Yargıtay, 9 yıldır tutuksuz yargılanan Tutuklu Gazetecilerle Dayanışma Platformu sözcüsü Necati Abay hakkında “örgüt yöneticiliği” suçlamasıyla verilen 18 yıl 9 aylık hapis cezasını ise bozdu. Kararda, Abay’ın “örgüt yöneticiliğinden” değil, “örgüt üyeliğinden” cezalandırılması gerektiği açıklandı. Karara tepki gösteren avukatlar davanın AİHM'e taşınacağını duyurdu.
Gazeteciler ve meslek örgütleri, Yargıtay’ın kararına tepki gösterdi. Tepkiler şöyle:


KARARIN HUKUKLA İLGİSİ YOK
Sedat Şenoğlu (Atılım Gazetesi Yayın Koordinatörü): Türkiye’deki hukuk sisteminin keyfiliğini, kararların hukuk mantığının tamamen dışında alındığını düşündüğümüzde bu karar sürpriz değil.  Bugün Türkiye sayıları 100’e bulan gazetecinin cezaevine girip çıktığı bir ülke.  Bununla ilgili, hem Türkiye’de hem de dünyada kamuoyu da oluştu. Ama demokrasi mücadelesi ve gazetecilerin örgütlülüğü geliştikçe, iktidar da intikam alır gibi bir tutum takındı. Kamuoyu baskısından ötürü bazı gazetecileri serbest bıraktı ama bu tutum devam ediyor. Bu kararın hukukla, adil yargılamayla hiçbir ilgisi yok. Protesto ediyoruz.

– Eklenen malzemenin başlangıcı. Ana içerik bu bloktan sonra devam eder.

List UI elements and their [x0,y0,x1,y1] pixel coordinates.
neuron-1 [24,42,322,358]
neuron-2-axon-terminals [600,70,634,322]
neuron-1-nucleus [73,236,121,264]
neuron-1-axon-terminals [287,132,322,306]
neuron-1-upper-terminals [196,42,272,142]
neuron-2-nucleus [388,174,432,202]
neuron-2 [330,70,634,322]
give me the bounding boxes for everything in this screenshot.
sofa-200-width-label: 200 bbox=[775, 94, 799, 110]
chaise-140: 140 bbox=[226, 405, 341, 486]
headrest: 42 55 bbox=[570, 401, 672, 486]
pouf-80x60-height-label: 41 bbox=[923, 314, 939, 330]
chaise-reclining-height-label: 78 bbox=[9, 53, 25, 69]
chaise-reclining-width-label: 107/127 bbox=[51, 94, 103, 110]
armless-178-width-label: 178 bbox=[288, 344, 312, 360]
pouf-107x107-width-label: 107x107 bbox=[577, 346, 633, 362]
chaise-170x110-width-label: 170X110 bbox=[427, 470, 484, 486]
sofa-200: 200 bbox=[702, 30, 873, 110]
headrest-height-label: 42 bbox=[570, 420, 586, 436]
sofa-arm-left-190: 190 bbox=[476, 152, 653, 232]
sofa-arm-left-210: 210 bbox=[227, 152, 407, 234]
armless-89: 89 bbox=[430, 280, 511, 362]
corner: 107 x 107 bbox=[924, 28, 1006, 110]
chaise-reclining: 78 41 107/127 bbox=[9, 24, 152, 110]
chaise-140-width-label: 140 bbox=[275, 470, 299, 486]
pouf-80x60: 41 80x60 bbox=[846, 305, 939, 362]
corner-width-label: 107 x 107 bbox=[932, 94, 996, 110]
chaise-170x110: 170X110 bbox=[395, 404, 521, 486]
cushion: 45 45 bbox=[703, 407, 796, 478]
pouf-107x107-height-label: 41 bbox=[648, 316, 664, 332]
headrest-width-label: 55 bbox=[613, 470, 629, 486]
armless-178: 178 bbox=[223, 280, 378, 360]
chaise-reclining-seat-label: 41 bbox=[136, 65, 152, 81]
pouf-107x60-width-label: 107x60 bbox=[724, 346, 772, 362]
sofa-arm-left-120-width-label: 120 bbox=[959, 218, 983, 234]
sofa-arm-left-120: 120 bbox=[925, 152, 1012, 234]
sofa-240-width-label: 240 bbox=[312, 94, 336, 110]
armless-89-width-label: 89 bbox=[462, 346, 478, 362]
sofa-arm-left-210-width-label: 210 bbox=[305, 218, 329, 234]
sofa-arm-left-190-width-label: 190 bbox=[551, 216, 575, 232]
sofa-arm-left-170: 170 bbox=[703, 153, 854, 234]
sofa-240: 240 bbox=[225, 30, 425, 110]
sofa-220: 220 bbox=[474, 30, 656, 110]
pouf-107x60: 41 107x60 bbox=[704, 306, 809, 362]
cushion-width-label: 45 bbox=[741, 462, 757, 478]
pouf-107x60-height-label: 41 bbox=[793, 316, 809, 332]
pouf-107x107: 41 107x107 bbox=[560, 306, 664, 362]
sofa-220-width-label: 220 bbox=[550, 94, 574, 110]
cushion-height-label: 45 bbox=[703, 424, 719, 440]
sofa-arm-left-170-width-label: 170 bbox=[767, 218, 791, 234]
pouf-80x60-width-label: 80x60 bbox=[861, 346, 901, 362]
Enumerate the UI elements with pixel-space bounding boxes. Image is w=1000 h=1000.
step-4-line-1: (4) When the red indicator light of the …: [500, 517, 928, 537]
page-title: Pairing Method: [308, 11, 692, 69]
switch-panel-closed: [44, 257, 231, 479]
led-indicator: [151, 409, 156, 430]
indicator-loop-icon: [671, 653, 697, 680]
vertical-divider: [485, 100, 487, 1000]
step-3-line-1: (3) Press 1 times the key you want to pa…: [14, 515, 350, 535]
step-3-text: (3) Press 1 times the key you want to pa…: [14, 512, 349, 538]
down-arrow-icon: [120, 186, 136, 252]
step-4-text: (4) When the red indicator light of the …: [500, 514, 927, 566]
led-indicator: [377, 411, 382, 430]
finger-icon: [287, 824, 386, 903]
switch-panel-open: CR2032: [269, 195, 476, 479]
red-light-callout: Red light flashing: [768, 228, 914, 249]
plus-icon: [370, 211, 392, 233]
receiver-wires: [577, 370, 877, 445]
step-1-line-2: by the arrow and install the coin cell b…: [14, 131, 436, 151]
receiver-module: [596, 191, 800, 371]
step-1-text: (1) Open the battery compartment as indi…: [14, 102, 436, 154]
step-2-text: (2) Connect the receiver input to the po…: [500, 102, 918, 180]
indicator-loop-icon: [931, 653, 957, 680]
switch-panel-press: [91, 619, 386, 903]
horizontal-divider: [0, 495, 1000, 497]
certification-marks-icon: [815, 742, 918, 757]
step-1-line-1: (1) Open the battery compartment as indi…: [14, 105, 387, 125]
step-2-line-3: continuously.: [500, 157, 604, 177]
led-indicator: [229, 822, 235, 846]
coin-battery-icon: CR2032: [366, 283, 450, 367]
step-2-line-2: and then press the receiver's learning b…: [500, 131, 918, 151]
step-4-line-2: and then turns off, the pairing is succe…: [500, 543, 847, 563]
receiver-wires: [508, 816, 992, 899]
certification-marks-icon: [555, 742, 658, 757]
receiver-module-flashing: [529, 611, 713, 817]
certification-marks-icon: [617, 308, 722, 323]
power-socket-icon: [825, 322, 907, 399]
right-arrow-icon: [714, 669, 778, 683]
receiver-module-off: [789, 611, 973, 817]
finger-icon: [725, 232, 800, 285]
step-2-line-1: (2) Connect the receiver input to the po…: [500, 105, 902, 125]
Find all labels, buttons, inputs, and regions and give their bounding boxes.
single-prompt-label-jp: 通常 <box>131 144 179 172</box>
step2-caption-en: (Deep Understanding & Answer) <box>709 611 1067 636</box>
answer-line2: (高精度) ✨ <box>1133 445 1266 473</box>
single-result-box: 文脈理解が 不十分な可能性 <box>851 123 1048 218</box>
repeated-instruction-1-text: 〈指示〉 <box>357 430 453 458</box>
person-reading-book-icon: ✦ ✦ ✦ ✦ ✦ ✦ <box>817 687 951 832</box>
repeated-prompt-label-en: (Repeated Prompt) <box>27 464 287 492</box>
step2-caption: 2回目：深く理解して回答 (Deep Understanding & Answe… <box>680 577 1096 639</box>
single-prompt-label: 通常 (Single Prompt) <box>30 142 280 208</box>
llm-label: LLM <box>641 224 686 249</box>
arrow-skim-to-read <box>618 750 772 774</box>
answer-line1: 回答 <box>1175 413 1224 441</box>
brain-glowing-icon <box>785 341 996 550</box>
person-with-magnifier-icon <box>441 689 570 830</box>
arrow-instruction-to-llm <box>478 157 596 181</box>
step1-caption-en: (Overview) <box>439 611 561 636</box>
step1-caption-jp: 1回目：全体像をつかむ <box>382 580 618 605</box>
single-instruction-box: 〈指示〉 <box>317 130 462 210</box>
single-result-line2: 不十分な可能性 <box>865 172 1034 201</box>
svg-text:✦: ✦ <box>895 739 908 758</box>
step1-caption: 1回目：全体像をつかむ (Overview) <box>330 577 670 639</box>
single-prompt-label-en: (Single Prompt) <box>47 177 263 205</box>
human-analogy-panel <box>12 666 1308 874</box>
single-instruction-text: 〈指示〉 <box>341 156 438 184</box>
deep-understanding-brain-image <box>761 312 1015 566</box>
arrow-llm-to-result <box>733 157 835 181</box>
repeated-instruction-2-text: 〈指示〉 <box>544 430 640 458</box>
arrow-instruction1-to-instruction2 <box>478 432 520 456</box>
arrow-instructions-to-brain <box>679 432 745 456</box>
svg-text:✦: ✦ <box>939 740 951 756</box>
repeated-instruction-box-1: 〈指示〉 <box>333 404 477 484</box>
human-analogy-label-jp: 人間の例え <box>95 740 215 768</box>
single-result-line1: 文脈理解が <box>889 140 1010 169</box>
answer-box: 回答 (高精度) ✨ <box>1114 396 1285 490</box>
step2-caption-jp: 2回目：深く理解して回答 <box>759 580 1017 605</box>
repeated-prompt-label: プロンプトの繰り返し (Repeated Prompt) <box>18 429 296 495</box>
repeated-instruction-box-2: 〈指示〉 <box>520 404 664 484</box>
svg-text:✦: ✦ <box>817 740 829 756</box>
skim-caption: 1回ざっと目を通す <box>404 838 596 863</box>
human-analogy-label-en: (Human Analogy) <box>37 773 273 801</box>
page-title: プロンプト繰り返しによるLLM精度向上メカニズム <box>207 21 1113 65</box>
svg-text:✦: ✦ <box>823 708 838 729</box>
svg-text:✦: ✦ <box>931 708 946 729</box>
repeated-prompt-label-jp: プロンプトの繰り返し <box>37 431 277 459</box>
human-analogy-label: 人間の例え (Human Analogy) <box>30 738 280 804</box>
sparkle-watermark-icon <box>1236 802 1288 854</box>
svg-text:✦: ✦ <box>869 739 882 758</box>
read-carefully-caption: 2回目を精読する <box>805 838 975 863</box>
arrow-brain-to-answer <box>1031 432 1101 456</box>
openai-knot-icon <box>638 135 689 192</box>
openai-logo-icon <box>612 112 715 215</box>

BASIN ÖZGÜRLÜĞÜNE AĞIR DARBE
Tutuklu Gazetecilerle Dayanışma Platformu: Gazeteci Hatice Duman hakkında verilen bu karar, basın özgürlüğüne, düşünce ve ifade özgürlüğüne vurulmuş ağır bir darbedir. Polis komplosunun hukukileştirilmesidir. Kararın hukuki değil, siyasi bir karar olduğunu düşünüyoruz ve protesto ediyoruz. Başta meslek kuruluşları, insan hakları savunucuları olmak üzere, basın özgürlüğünü savunan tüm kişi ve kurumları bu adaletsiz karara karşı duyarlılık göstermeye çağırıyoruz.
Ahmet Abakay (Çağdaş Gazeteciler Derneği Başkanı, Gazetecilere Özgürlük Platformu Dönem Başkanı): Bu kararların ucu Terörle Mücadele Yasası’na dayanıyor. Bu yasa olduğu sürece, Türkiye’de gazetecilerin, yazarların, aydınların ifade ve basın özgürlüğü yok. Yargı politik karar vermiştir; haksızlık, hukuksuzluk yapmıştır. Avrupa İnsan Hakları Mahkemesi’nin kararları, içtihatları Türkiye’de uygulanmıyor. Bu yasa olduğu sürece, gazetecilerin üzerindeki kara bulut gitmeyecektir.


BU UTANÇ PARLAMENTONUN

Ercan İpekçi (Türkiye Gazeteciler Sendikası Başkanı): Böyle bir kararı kabul etmek mümkün değil. Bu karar, akılla mantıkla hukukla açıklanabilecek bir karar değil. Bu karar demokrasi adına bir utançtır. Bu utanç hem hükümete hem parlamentoya aittir. Yalnızca yargıyı eleştirmek de doğru değil. AB İlerleme Raporu'nda Türkiye'de basın özgürlüğünün üzerindeki baskılar açıkça yazılmaya başlandı. Bugün Türkiye parlamentosuna düşen görev, yargının bu kararları almasının önünü açan, bu utanca neden olan yasaları değiştirmektir.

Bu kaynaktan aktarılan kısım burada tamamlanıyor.